Schuldenberg Mit der Vorlage der vorläufigen und ungeprüften Bilanz und Erfolgsrechnung des deutschen Küchenbauers Alno für 2016 zeigt sich das Ausmass der Überschuldung des insolventen Konzerns. Bei einer Bilanzsumme von 296 Millionen Euro weist Alno kurzfristige Schulden von 242 Millionen Euro und langfristige Schulden von 153 Millionen aus. Summa summarum stehen Schulden von 394 Millionen einem negativen Eigenkapital (Unterbilanz) von gut 98 Millionen gegenüber. Das ist gut dreimal mehr als vor Jahresfrist (31 Millionen), und der Schuldenberg ist seither um 73 Millionen gewachsen. Noch prekärer ist die Lage geworden, weil zwar die langfristigen Schulden abgenommen haben, aber die kurzfristigen Schulden um fast 100 Millionen gestiegen sind.

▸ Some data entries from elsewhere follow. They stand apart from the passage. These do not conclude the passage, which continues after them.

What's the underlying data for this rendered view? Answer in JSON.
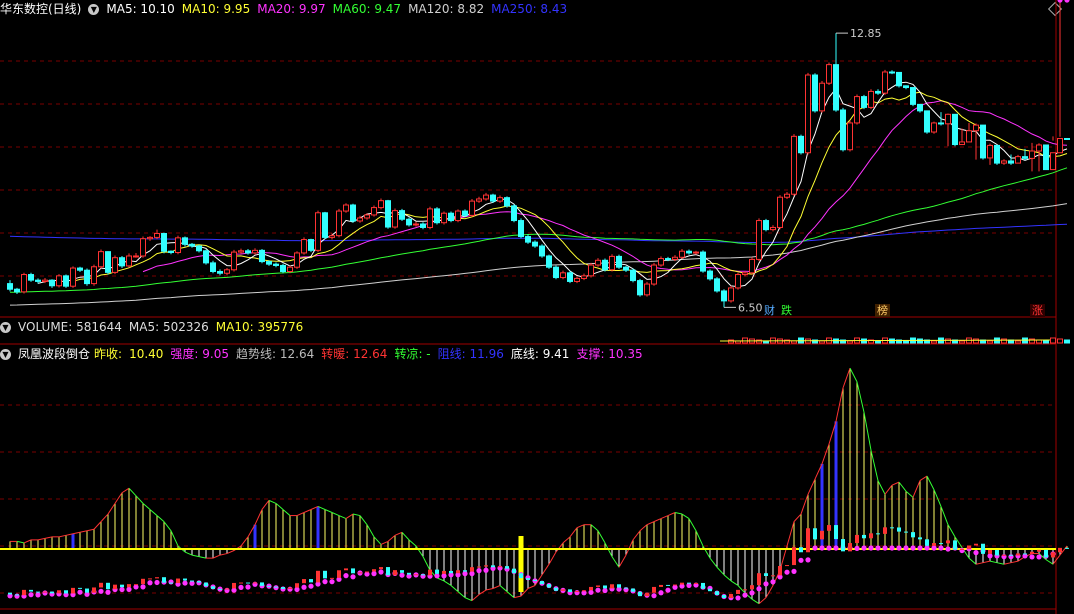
{
  "main_header": {
    "stock_title": "华东数控(日线)",
    "items": [
      {
        "label": "MA5: 10.10",
        "color": "#ffffff"
      },
      {
        "label": "MA10: 9.95",
        "color": "#ffff33"
      },
      {
        "label": "MA20: 9.97",
        "color": "#ff33ff"
      },
      {
        "label": "MA60: 9.47",
        "color": "#33ff33"
      },
      {
        "label": "MA120: 8.82",
        "color": "#d0d0d0"
      },
      {
        "label": "MA250: 8.43",
        "color": "#3333ff"
      }
    ]
  },
  "price_annotations": {
    "high": "12.85",
    "low": "6.50"
  },
  "event_tags": [
    {
      "text": "财",
      "color": "#55aaff"
    },
    {
      "text": "跌",
      "color": "#33ff33"
    },
    {
      "text": "榜",
      "color": "#ffcc66"
    },
    {
      "text": "涨",
      "color": "#ff3333"
    }
  ],
  "volume_header": {
    "items": [
      {
        "label": "VOLUME: 581644",
        "color": "#dddddd"
      },
      {
        "label": "MA5: 502326",
        "color": "#dddddd"
      },
      {
        "label": "MA10: 395776",
        "color": "#ffff33"
      }
    ]
  },
  "indicator_header": {
    "name": "凤凰波段倒仓",
    "items": [
      {
        "label": "昨收:",
        "color": "#ffff33"
      },
      {
        "label": "10.40",
        "color": "#ffff33"
      },
      {
        "label": "强度: 9.05",
        "color": "#ff33ff"
      },
      {
        "label": "趋势线: 12.64",
        "color": "#bbbbbb"
      },
      {
        "label": "转暖: 12.64",
        "color": "#ff3333"
      },
      {
        "label": "转凉: -",
        "color": "#33ff33"
      },
      {
        "label": "阻线: 11.96",
        "color": "#3333ff"
      },
      {
        "label": "底线: 9.41",
        "color": "#ffffff"
      },
      {
        "label": "支撑: 10.35",
        "color": "#ff33ff"
      }
    ]
  },
  "colors": {
    "up": "#ff3333",
    "down": "#33ffff",
    "grid": "#7a0000",
    "ma5": "#ffffff",
    "ma10": "#ffff33",
    "ma20": "#ff33ff",
    "ma60": "#33ff33",
    "ma120": "#d0d0d0",
    "ma250": "#3333ff"
  },
  "chart_data": {
    "type": "line",
    "candles": {
      "open": [
        7.05,
        6.92,
        6.86,
        7.26,
        7.13,
        7.1,
        7.13,
        7.0,
        7.23,
        6.99,
        7.41,
        7.36,
        7.05,
        7.44,
        7.79,
        7.31,
        7.65,
        7.46,
        7.69,
        7.69,
        8.09,
        8.12,
        8.21,
        7.8,
        7.77,
        8.11,
        7.96,
        7.92,
        7.81,
        7.53,
        7.33,
        7.29,
        7.37,
        7.78,
        7.81,
        7.76,
        7.82,
        7.56,
        7.5,
        7.47,
        7.33,
        7.43,
        7.76,
        8.07,
        7.82,
        8.69,
        8.12,
        8.16,
        8.73,
        8.87,
        8.5,
        8.57,
        8.64,
        8.81,
        8.97,
        8.36,
        8.74,
        8.54,
        8.41,
        8.43,
        8.35,
        8.78,
        8.46,
        8.68,
        8.51,
        8.73,
        8.63,
        8.96,
        9.01,
        9.1,
        8.96,
        9.04,
        8.85,
        8.51,
        8.14,
        8.01,
        7.92,
        7.69,
        7.43,
        7.19,
        7.3,
        7.1,
        7.17,
        7.23,
        7.48,
        7.59,
        7.37,
        7.68,
        7.43,
        7.36,
        7.12,
        6.79,
        7.04,
        7.48,
        7.63,
        7.61,
        7.66,
        7.8,
        7.76,
        7.78,
        7.34,
        7.16,
        6.88,
        6.65,
        6.95,
        7.26,
        7.3,
        7.61,
        8.51,
        8.3,
        8.35,
        9.05,
        9.12,
        10.46,
        10.08,
        11.88,
        11.05,
        11.69,
        12.12,
        11.07,
        10.15,
        10.77,
        11.38,
        11.13,
        11.5,
        11.46,
        11.95,
        11.94,
        11.63,
        11.59,
        11.2,
        11.05,
        10.56,
        10.77,
        10.75,
        10.97,
        10.27,
        10.33,
        10.59,
        10.72,
        9.96,
        10.25,
        9.84,
        9.89,
        9.84,
        9.99,
        9.95,
        10.12,
        10.26,
        9.69,
        10.08,
        10.41
      ],
      "close": [
        6.92,
        6.86,
        7.26,
        7.13,
        7.1,
        7.13,
        7.0,
        7.23,
        6.99,
        7.41,
        7.36,
        7.05,
        7.44,
        7.79,
        7.31,
        7.65,
        7.46,
        7.69,
        7.69,
        8.09,
        8.12,
        8.21,
        7.8,
        7.77,
        8.11,
        7.96,
        7.92,
        7.81,
        7.53,
        7.33,
        7.29,
        7.37,
        7.78,
        7.81,
        7.76,
        7.82,
        7.56,
        7.5,
        7.47,
        7.33,
        7.43,
        7.76,
        8.07,
        7.82,
        8.69,
        8.12,
        8.16,
        8.73,
        8.87,
        8.5,
        8.57,
        8.64,
        8.81,
        8.97,
        8.36,
        8.74,
        8.54,
        8.41,
        8.43,
        8.35,
        8.78,
        8.46,
        8.68,
        8.51,
        8.73,
        8.63,
        8.96,
        9.01,
        9.1,
        8.96,
        9.04,
        8.85,
        8.51,
        8.14,
        8.01,
        7.92,
        7.69,
        7.43,
        7.19,
        7.3,
        7.1,
        7.17,
        7.23,
        7.48,
        7.59,
        7.37,
        7.68,
        7.43,
        7.36,
        7.12,
        6.79,
        7.04,
        7.48,
        7.63,
        7.61,
        7.66,
        7.8,
        7.76,
        7.78,
        7.34,
        7.16,
        6.88,
        6.65,
        6.95,
        7.26,
        7.3,
        7.61,
        8.51,
        8.3,
        8.35,
        9.05,
        9.12,
        10.46,
        10.08,
        11.88,
        11.05,
        11.69,
        12.12,
        11.07,
        10.15,
        10.77,
        11.38,
        11.13,
        11.5,
        11.46,
        11.95,
        11.94,
        11.63,
        11.59,
        11.2,
        11.05,
        10.56,
        10.77,
        10.75,
        10.97,
        10.27,
        10.33,
        10.59,
        10.72,
        9.96,
        10.25,
        9.84,
        9.89,
        9.84,
        9.99,
        9.95,
        10.12,
        10.26,
        9.69,
        10.08,
        10.41,
        10.4
      ],
      "high": [
        7.13,
        6.95,
        7.3,
        7.3,
        7.17,
        7.18,
        7.15,
        7.27,
        7.26,
        7.45,
        7.44,
        7.4,
        7.49,
        7.84,
        7.8,
        7.7,
        7.69,
        7.75,
        7.76,
        8.14,
        8.15,
        8.3,
        8.23,
        7.82,
        8.16,
        8.14,
        7.99,
        7.95,
        7.84,
        7.58,
        7.38,
        7.41,
        7.83,
        7.86,
        7.85,
        7.87,
        7.85,
        7.59,
        7.54,
        7.51,
        7.47,
        7.8,
        8.12,
        8.09,
        8.74,
        8.71,
        8.21,
        8.78,
        8.91,
        8.9,
        8.62,
        8.68,
        8.86,
        9.02,
        8.99,
        8.79,
        8.78,
        8.58,
        8.48,
        8.47,
        8.83,
        8.82,
        8.72,
        8.72,
        8.77,
        8.77,
        9.01,
        9.06,
        9.15,
        9.13,
        9.09,
        9.07,
        8.89,
        8.56,
        8.19,
        8.05,
        7.96,
        7.72,
        7.47,
        7.35,
        7.35,
        7.21,
        7.28,
        7.53,
        7.64,
        7.63,
        7.73,
        7.72,
        7.46,
        7.4,
        7.16,
        7.09,
        7.53,
        7.68,
        7.67,
        7.71,
        7.85,
        7.84,
        7.81,
        7.82,
        7.38,
        7.2,
        6.92,
        7.0,
        7.3,
        7.34,
        7.66,
        8.56,
        8.55,
        8.4,
        9.1,
        9.17,
        10.51,
        10.5,
        11.93,
        11.92,
        11.74,
        12.17,
        12.85,
        11.12,
        10.82,
        11.43,
        11.42,
        11.55,
        11.55,
        12.0,
        11.99,
        11.68,
        11.64,
        11.25,
        11.1,
        10.82,
        10.8,
        11.02,
        10.99,
        10.38,
        10.64,
        10.77,
        10.76,
        10.3,
        10.29,
        9.93,
        9.93,
        10.04,
        10.03,
        10.17,
        10.31,
        10.3,
        10.13,
        10.46,
        10.45
      ],
      "low": [
        6.87,
        6.81,
        6.82,
        7.09,
        7.05,
        7.06,
        6.95,
        6.96,
        6.95,
        6.95,
        7.32,
        7.0,
        7.0,
        7.4,
        7.26,
        7.27,
        7.41,
        7.42,
        7.65,
        7.65,
        8.04,
        8.08,
        7.75,
        7.73,
        7.73,
        7.91,
        7.88,
        7.77,
        7.49,
        7.29,
        7.24,
        7.25,
        7.33,
        7.74,
        7.72,
        7.72,
        7.52,
        7.46,
        7.43,
        7.29,
        7.29,
        7.39,
        7.72,
        7.78,
        7.78,
        8.08,
        8.07,
        8.12,
        8.69,
        8.46,
        8.46,
        8.53,
        8.6,
        8.77,
        8.32,
        8.32,
        8.5,
        8.37,
        8.37,
        8.31,
        8.31,
        8.42,
        8.42,
        8.47,
        8.47,
        8.59,
        8.59,
        8.92,
        8.97,
        8.92,
        8.92,
        8.81,
        8.47,
        8.1,
        7.97,
        7.88,
        7.65,
        7.39,
        7.15,
        7.15,
        7.06,
        7.06,
        7.13,
        7.19,
        7.44,
        7.33,
        7.33,
        7.39,
        7.32,
        7.08,
        6.75,
        6.75,
        7.0,
        7.44,
        7.57,
        7.57,
        7.62,
        7.72,
        7.72,
        7.3,
        7.12,
        6.84,
        6.5,
        6.61,
        6.91,
        7.22,
        7.26,
        7.57,
        8.26,
        8.26,
        8.31,
        9.01,
        9.08,
        10.04,
        10.04,
        11.01,
        11.01,
        11.65,
        11.03,
        10.11,
        10.11,
        10.73,
        11.09,
        11.09,
        11.42,
        11.42,
        11.9,
        11.59,
        11.55,
        11.16,
        11.01,
        10.52,
        10.52,
        10.71,
        10.23,
        10.23,
        10.29,
        10.55,
        9.92,
        9.92,
        9.8,
        9.8,
        9.8,
        9.8,
        9.91,
        9.91,
        9.65,
        9.65,
        10.04,
        10.36
      ]
    },
    "ylim": [
      6.3,
      13.2
    ],
    "ind": [
      0.5,
      0.5,
      0.4,
      0.6,
      0.6,
      0.7,
      0.8,
      0.8,
      0.9,
      1.0,
      1.1,
      1.2,
      1.3,
      1.8,
      2.3,
      3.0,
      3.7,
      4.0,
      3.5,
      3.0,
      2.6,
      2.2,
      1.8,
      1.2,
      0.2,
      -0.2,
      -0.4,
      -0.5,
      -0.6,
      -0.6,
      -0.4,
      -0.3,
      -0.1,
      0.2,
      0.8,
      1.6,
      2.6,
      3.2,
      3.0,
      2.6,
      2.2,
      2.2,
      2.4,
      2.6,
      2.8,
      2.6,
      2.4,
      2.2,
      2.0,
      2.3,
      2.2,
      1.6,
      0.8,
      0.3,
      0.5,
      0.9,
      1.1,
      0.6,
      0.2,
      -0.5,
      -1.4,
      -1.9,
      -2.1,
      -2.4,
      -2.8,
      -3.2,
      -3.4,
      -3.0,
      -2.7,
      -2.6,
      -2.4,
      -2.8,
      -3.2,
      -3.1,
      -2.6,
      -2.4,
      -1.7,
      -1.0,
      -0.2,
      0.4,
      0.8,
      1.4,
      1.6,
      1.6,
      1.2,
      0.4,
      -0.5,
      -1.2,
      -0.4,
      0.6,
      1.2,
      1.6,
      1.8,
      2.0,
      2.2,
      2.4,
      2.3,
      2.0,
      1.2,
      0.2,
      -0.6,
      -1.2,
      -1.7,
      -2.1,
      -2.4,
      -2.9,
      -3.3,
      -3.6,
      -3.2,
      -2.4,
      -1.4,
      0.2,
      1.8,
      2.3,
      3.6,
      4.6,
      5.6,
      6.9,
      8.4,
      10.6,
      11.9,
      11.0,
      9.0,
      6.5,
      4.5,
      3.6,
      4.2,
      4.4,
      3.8,
      3.4,
      4.5,
      4.8,
      3.9,
      2.8,
      1.6,
      0.8,
      0.1,
      -0.6,
      -1.0,
      -0.9,
      -0.8,
      -0.9,
      -1.0,
      -0.9,
      -0.8,
      -0.5,
      -0.3,
      -0.3,
      -0.7,
      -1.0,
      -0.4,
      0.2,
      1.5,
      1.9
    ],
    "ind_markers": [
      118,
      73,
      37
    ]
  }
}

Für 2016 weist der Alno-Konzern einen Umsatz von 493 Millionen Euro aus, ein Minus von gut 5 Prozent. Der Betriebsverlust wurde auf 45,5 Millionen Euro vervierfacht, und der Konzernverlust schwoll von 4,4 Millionen auf gut 67,2 Millionen Euro an. Im Rahmen des Insolvenzverfahrens in Eigenverwaltung versucht Alno derzeit eine Sanierung. Zum Konzern gehört auch die Schweizer Bruno Piatti AG mit den Marken Piatti und Forster. Sie ist in provisorischer Nachlassstundung und arbeitet ebenfalls an ihrer Sanierung. (T. G.)